Statues Flanking Gate


Tracey Columns

Dear Tracey,

I retired two years ago and it has’t been easy. Honestly, it’s been terrible. Who knew someone could fail at retirement?

I have my clubs and volunteer activities. It’s not like I just sit around doing nothing but no matter what I try, nothing fills the void left by my old job. I felt useful there and valued. And, you don’t have to tell me it was a mistake to have a social life that revolved around work but I did, always have and now I miss all of those people. We get together but I am so out of the loop. I don’t fit in.

I took my old supervisor to lunch last week and asked her if there was any way for her to hire me back half time? She was kind of shocked I think, asked me all kinds of questions about how happy I thought I would be. She was right to ask. I told her I truly thought I was ready to be retired but I’ve learned it isn’t for me just yet. I told her that at 60 I still have plenty of working years left in me.
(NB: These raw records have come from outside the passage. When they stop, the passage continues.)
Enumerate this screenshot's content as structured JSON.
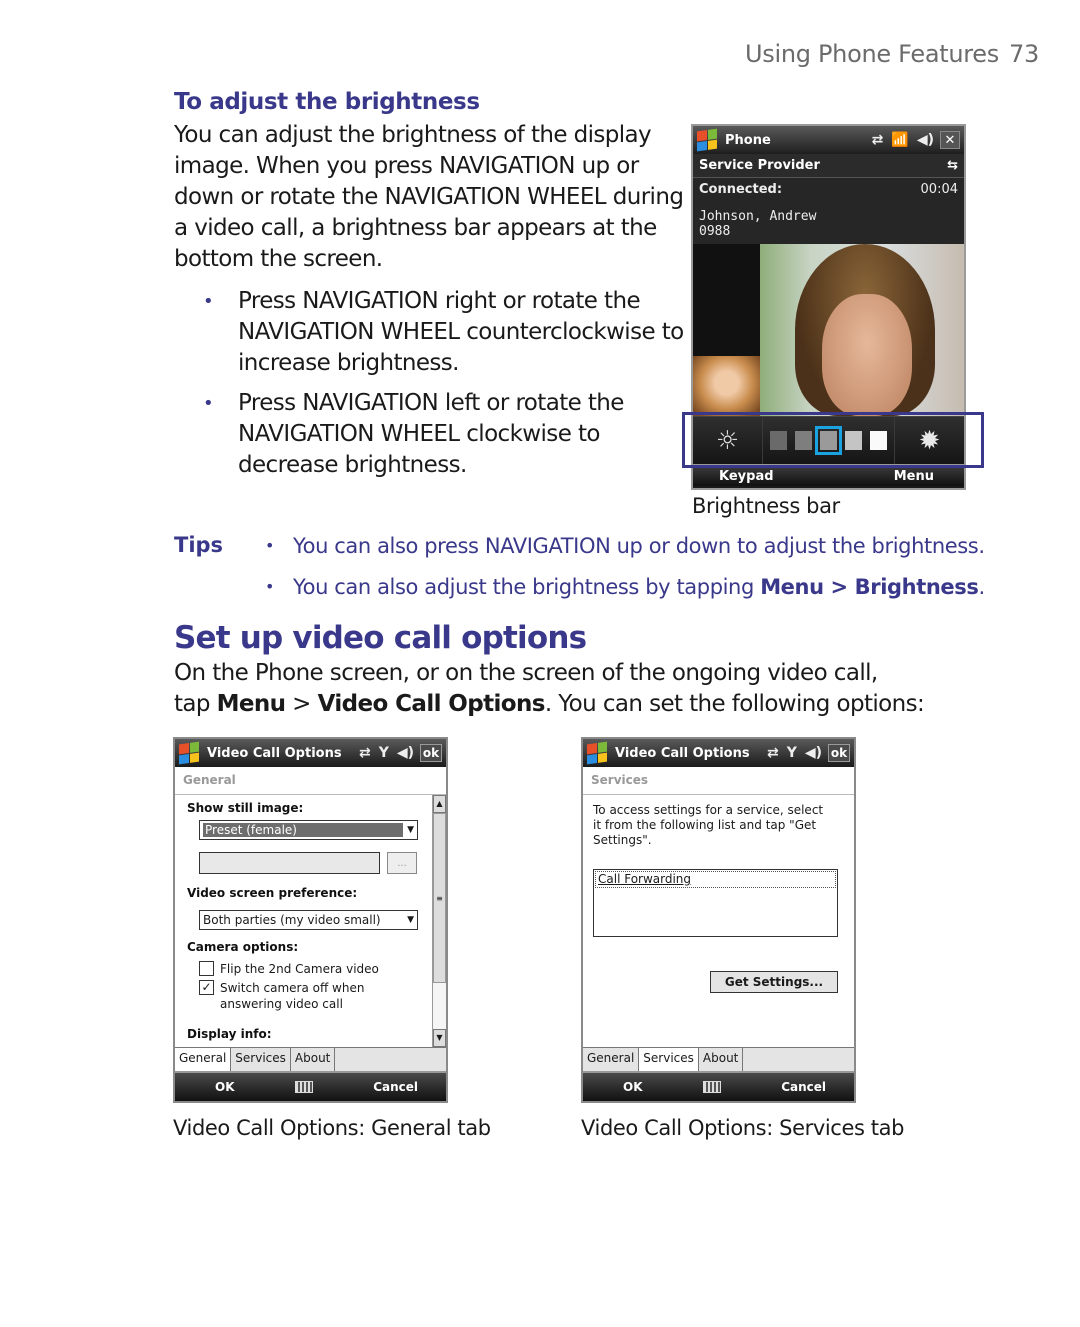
{
  "running_head": {
    "title": "Using Phone Features",
    "page": "73"
  },
  "brightness_section": {
    "heading": "To adjust the brightness",
    "intro": "You can adjust the brightness of the display image. When you press NAVIGATION up or down or rotate the NAVIGATION WHEEL during a video call, a brightness bar appears at the bottom the screen.",
    "bullets": [
      "Press NAVIGATION right or rotate the NAVIGATION WHEEL counterclockwise to increase brightness.",
      "Press NAVIGATION left or rotate the NAVIGATION WHEEL clockwise to decrease brightness."
    ]
  },
  "phone_screen": {
    "title": "Phone",
    "service_provider": "Service Provider",
    "status": "Connected:",
    "timer": "00:04",
    "contact_name": "Johnson, Andrew",
    "contact_number": "0988",
    "brightness_levels": [
      "#6a6a6a",
      "#7e7e7e",
      "#9a9a9a",
      "#c4c4c4",
      "#fafafa"
    ],
    "brightness_selected_index": 2,
    "brightness_level_count": 5,
    "softkeys": {
      "left": "Keypad",
      "right": "Menu"
    },
    "icons": {
      "close": "✕",
      "sun_dim": "☼",
      "sun_bright": "✹"
    }
  },
  "brightness_caption": "Brightness bar",
  "tips": {
    "label": "Tips",
    "items": [
      {
        "text": "You can also press NAVIGATION up or down to adjust the brightness."
      },
      {
        "pre": "You can also adjust the brightness by tapping ",
        "b1": "Menu",
        "mid": " > ",
        "b2": "Brightness",
        "post": "."
      }
    ]
  },
  "video_options_section": {
    "heading": "Set up video call options",
    "line1": "On the Phone screen, or on the screen of the ongoing video call,",
    "pre": "tap ",
    "b1": "Menu",
    "mid": " > ",
    "b2": "Video Call Options",
    "post": ". You can set the following options:"
  },
  "general_dialog": {
    "title": "Video Call Options",
    "ok": "ok",
    "subtitle": "General",
    "show_still_image_label": "Show still image:",
    "still_image_value": "Preset (female)",
    "ellipsis": "...",
    "video_pref_label": "Video screen preference:",
    "video_pref_value": "Both parties (my video small)",
    "camera_options_label": "Camera options:",
    "flip_label": "Flip the 2nd Camera video",
    "flip_checked": false,
    "switch_off_label": "Switch camera off when answering video call",
    "switch_off_checked": true,
    "display_info_label": "Display info:",
    "tabs": [
      "General",
      "Services",
      "About"
    ],
    "active_tab": "General",
    "softkeys": {
      "left": "OK",
      "right": "Cancel"
    }
  },
  "general_caption": "Video Call Options: General tab",
  "services_dialog": {
    "title": "Video Call Options",
    "ok": "ok",
    "subtitle": "Services",
    "instruction": "To access settings for a service, select it from the following list and tap \"Get Settings\".",
    "list_items": [
      "Call Forwarding"
    ],
    "get_settings": "Get Settings...",
    "tabs": [
      "General",
      "Services",
      "About"
    ],
    "active_tab": "Services",
    "softkeys": {
      "left": "OK",
      "right": "Cancel"
    }
  },
  "services_caption": "Video Call Options: Services tab",
  "colors": {
    "accent": "#39388a",
    "selection": "#1aa3e0"
  }
}
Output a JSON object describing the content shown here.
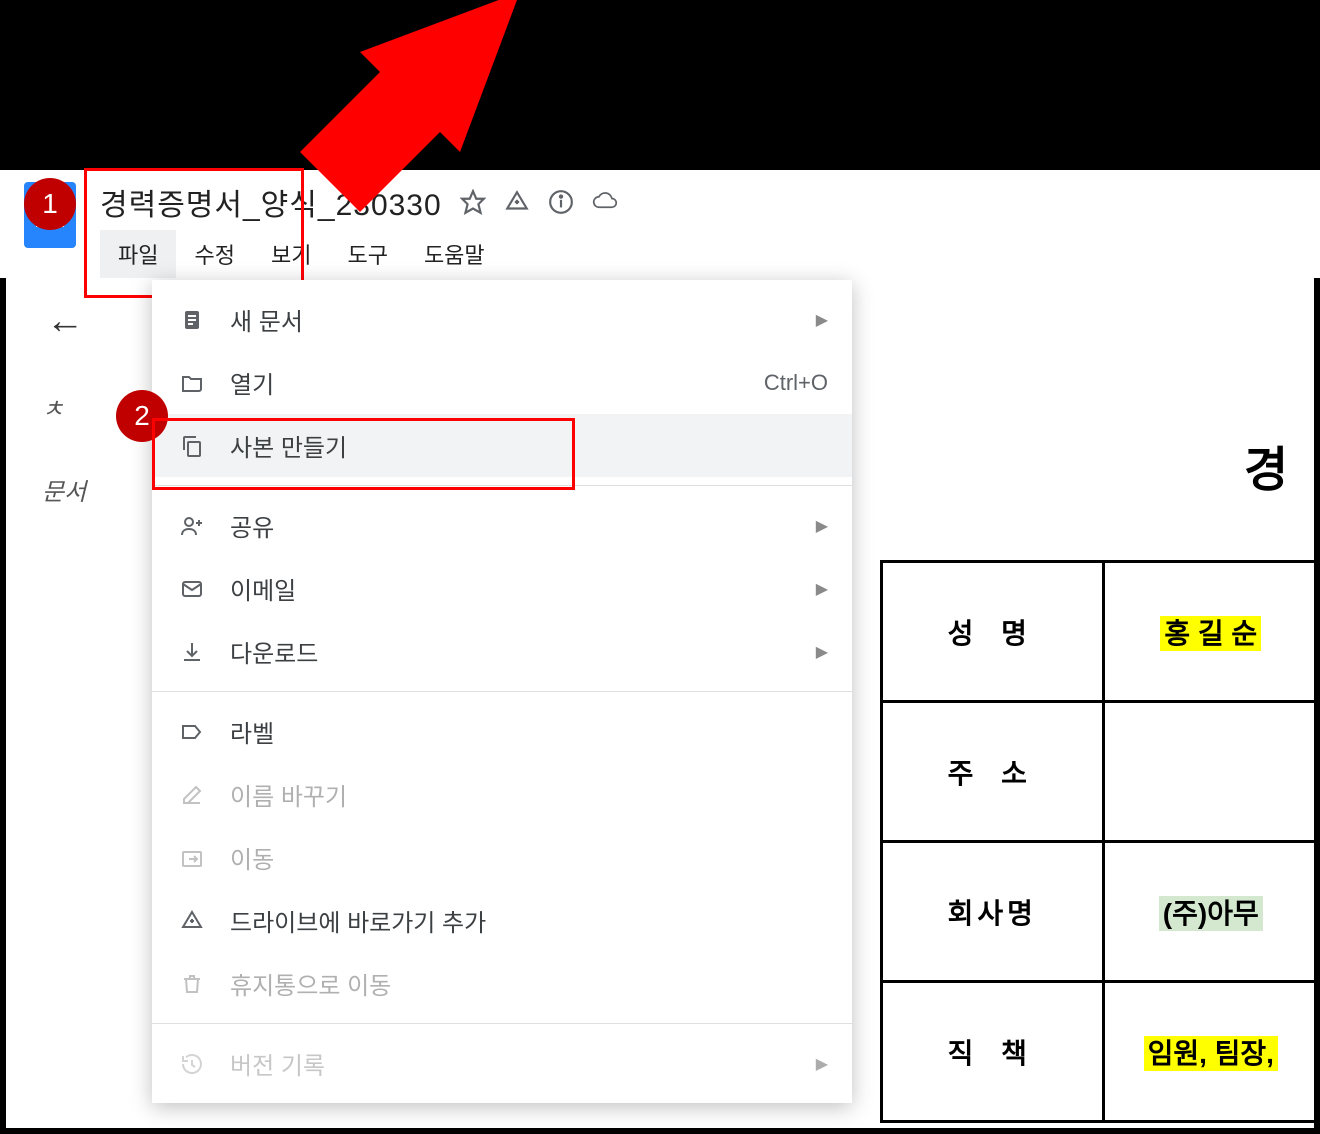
{
  "annotations": {
    "step1": "1",
    "step2": "2"
  },
  "header": {
    "title": "경력증명서_양식_230330"
  },
  "menubar": {
    "items": [
      {
        "label": "파일"
      },
      {
        "label": "수정"
      },
      {
        "label": "보기"
      },
      {
        "label": "도구"
      },
      {
        "label": "도움말"
      }
    ]
  },
  "sidebar": {
    "hint_char": "ㅊ",
    "doc_label": "문서"
  },
  "file_menu": {
    "items": [
      {
        "label": "새 문서",
        "shortcut": "",
        "has_sub": true,
        "disabled": false
      },
      {
        "label": "열기",
        "shortcut": "Ctrl+O",
        "has_sub": false,
        "disabled": false
      },
      {
        "label": "사본 만들기",
        "shortcut": "",
        "has_sub": false,
        "disabled": false
      },
      {
        "label": "공유",
        "shortcut": "",
        "has_sub": true,
        "disabled": false
      },
      {
        "label": "이메일",
        "shortcut": "",
        "has_sub": true,
        "disabled": false
      },
      {
        "label": "다운로드",
        "shortcut": "",
        "has_sub": true,
        "disabled": false
      },
      {
        "label": "라벨",
        "shortcut": "",
        "has_sub": false,
        "disabled": false
      },
      {
        "label": "이름 바꾸기",
        "shortcut": "",
        "has_sub": false,
        "disabled": true
      },
      {
        "label": "이동",
        "shortcut": "",
        "has_sub": false,
        "disabled": true
      },
      {
        "label": "드라이브에 바로가기 추가",
        "shortcut": "",
        "has_sub": false,
        "disabled": false
      },
      {
        "label": "휴지통으로 이동",
        "shortcut": "",
        "has_sub": false,
        "disabled": true
      },
      {
        "label": "버전 기록",
        "shortcut": "",
        "has_sub": true,
        "disabled": false
      }
    ]
  },
  "document": {
    "heading": "경",
    "rows": [
      {
        "label": "성 명",
        "value": "홍 길 순",
        "highlight": "yellow"
      },
      {
        "label": "주 소",
        "value": "",
        "highlight": ""
      },
      {
        "label": "회사명",
        "value": "(주)아무",
        "highlight": "green"
      },
      {
        "label": "직 책",
        "value": "임원, 팀장,",
        "highlight": "yellow"
      }
    ]
  }
}
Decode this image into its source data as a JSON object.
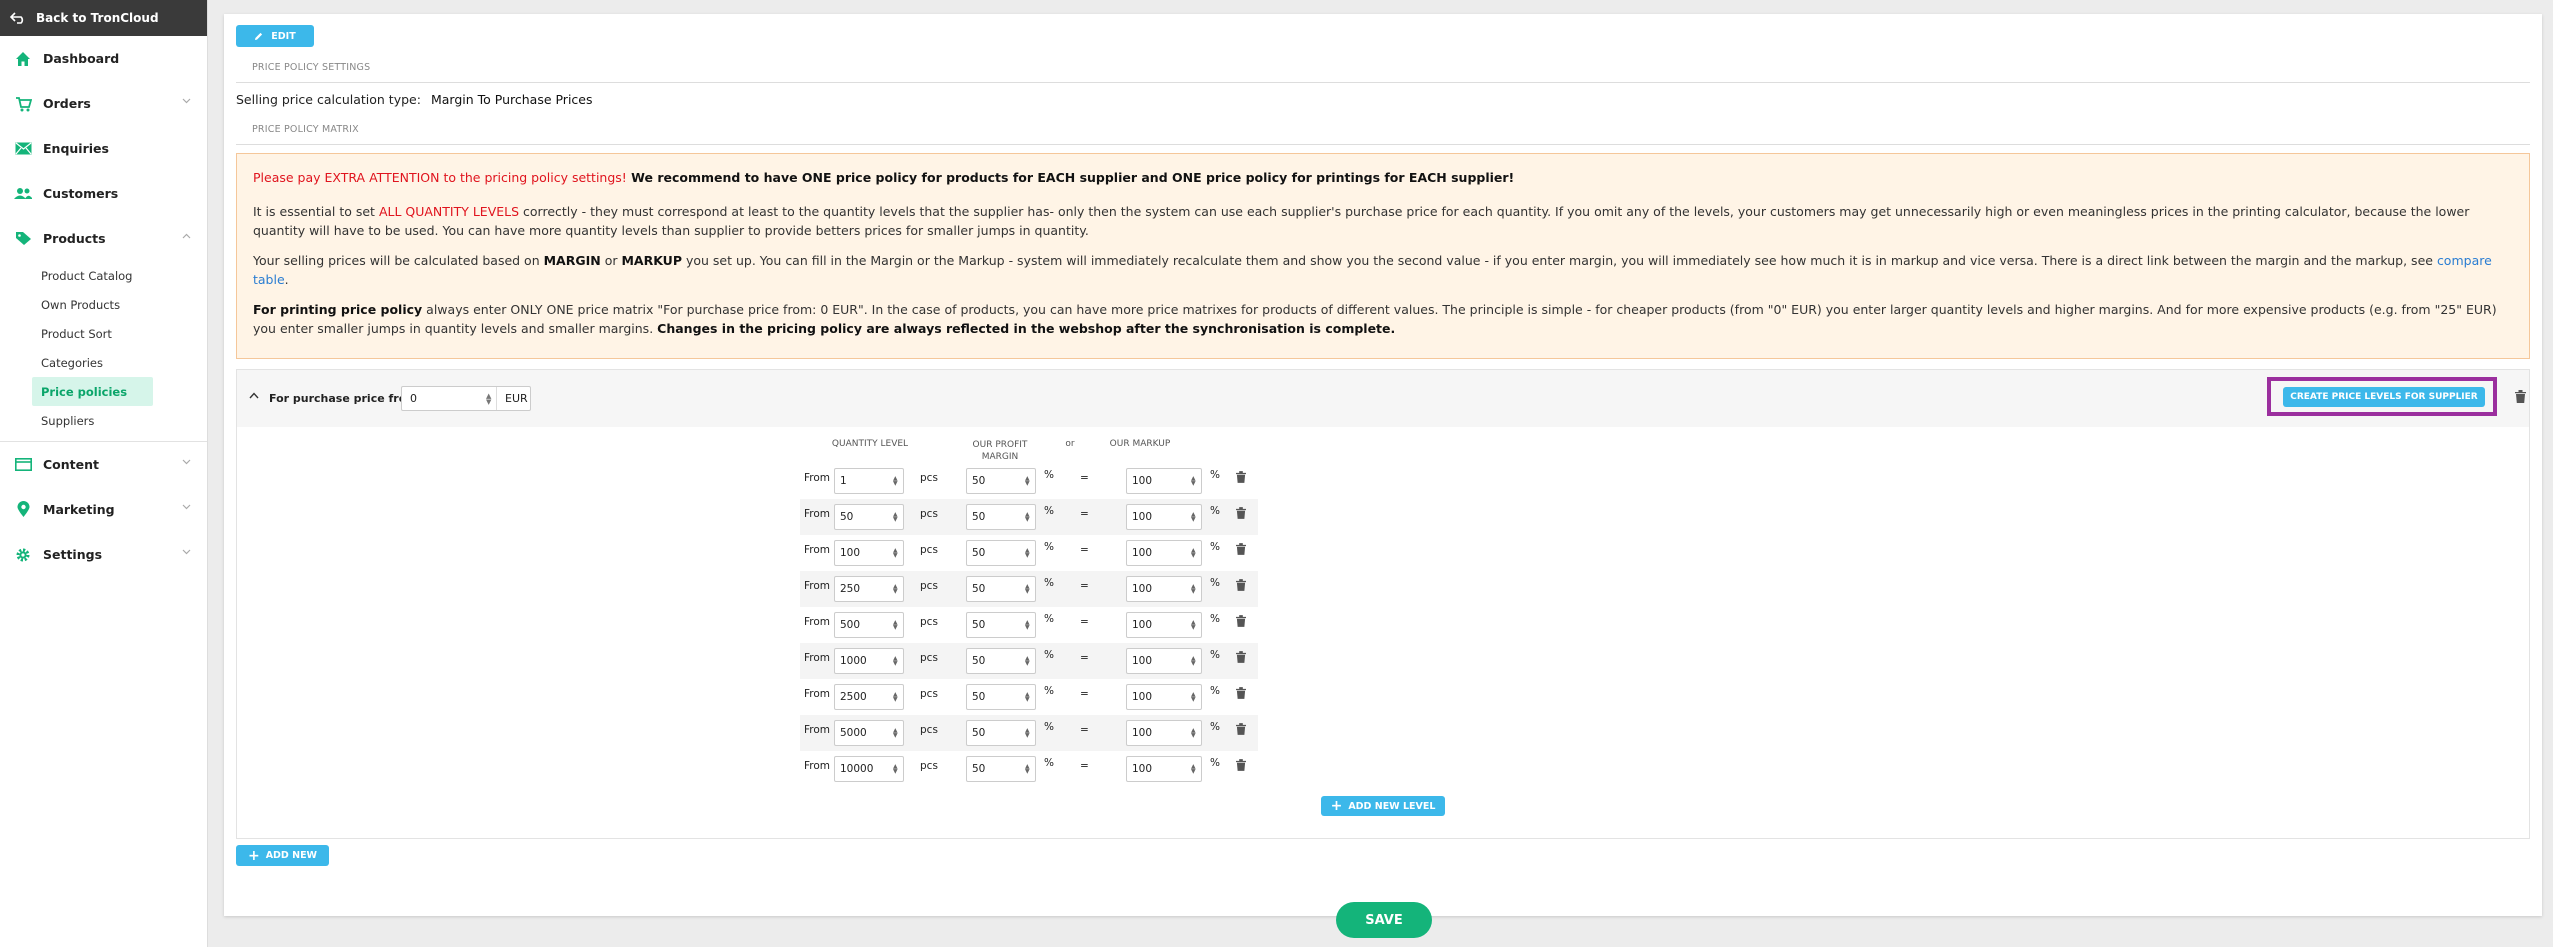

She called this morning and offered me a 15-20 hour a week position, saying they would all “love” to have me back! It was music to my ears. Her only requirement was that I needed to check with the office that handles my pension to see how this will work. I already had and yes, we can make it work just fine.

I guess you can tell I am ready to be back there. But what do I tell all of my co-workers? I’m embarrassed. They made such a big deal of my retirement and I made such a big deal about being ready to retire. I haven’t told them how I was feeling these last two years. I know they will be as surprised as my supervisor was.

Happy to work

Dear Reader,

Thank you for your email and question. It appears you have come up with a good solution for what’s been bothering you.

Like many, you have discovered that you aren’t ready to be retired. There’s absolutely no failure in this! Believe me, I hear from plenty of people in their sixties who feel just as you do. They tried it and didn’t like it either.

I think it’s great that you took the retirement step, thoroughly explored it and ultimately figured out you weren’t ready for this chapter. I consider your last two years valuable life experience that can serve you well.

I suppose you are embarrassed to face your co-workers because you feel you have made a mistake? Again, I just don’t see it this way. Simply explain that for all of your planning and different activities, you discovered that you are too young (!) to retire. If you feel it’s necessary, tell them you’re as surprised by this turn of events as they are. Stress that you feel good about what you’ve learned from the last two years. (You now understand so many facets of retirement, which will be quite helpful the next time you face this decision.) Most of all, you’re happy to be back at a job you love with people you like.

You might also point out that now you have the best of two worlds, a part-time position you love, working with great people, plus the freedom to continue doing many of the things you also find very satisfying.

Finally, please remember that if someone dares to judge you, #1) He/she hasn’t had your experience, and #2) He/she needs to get a life!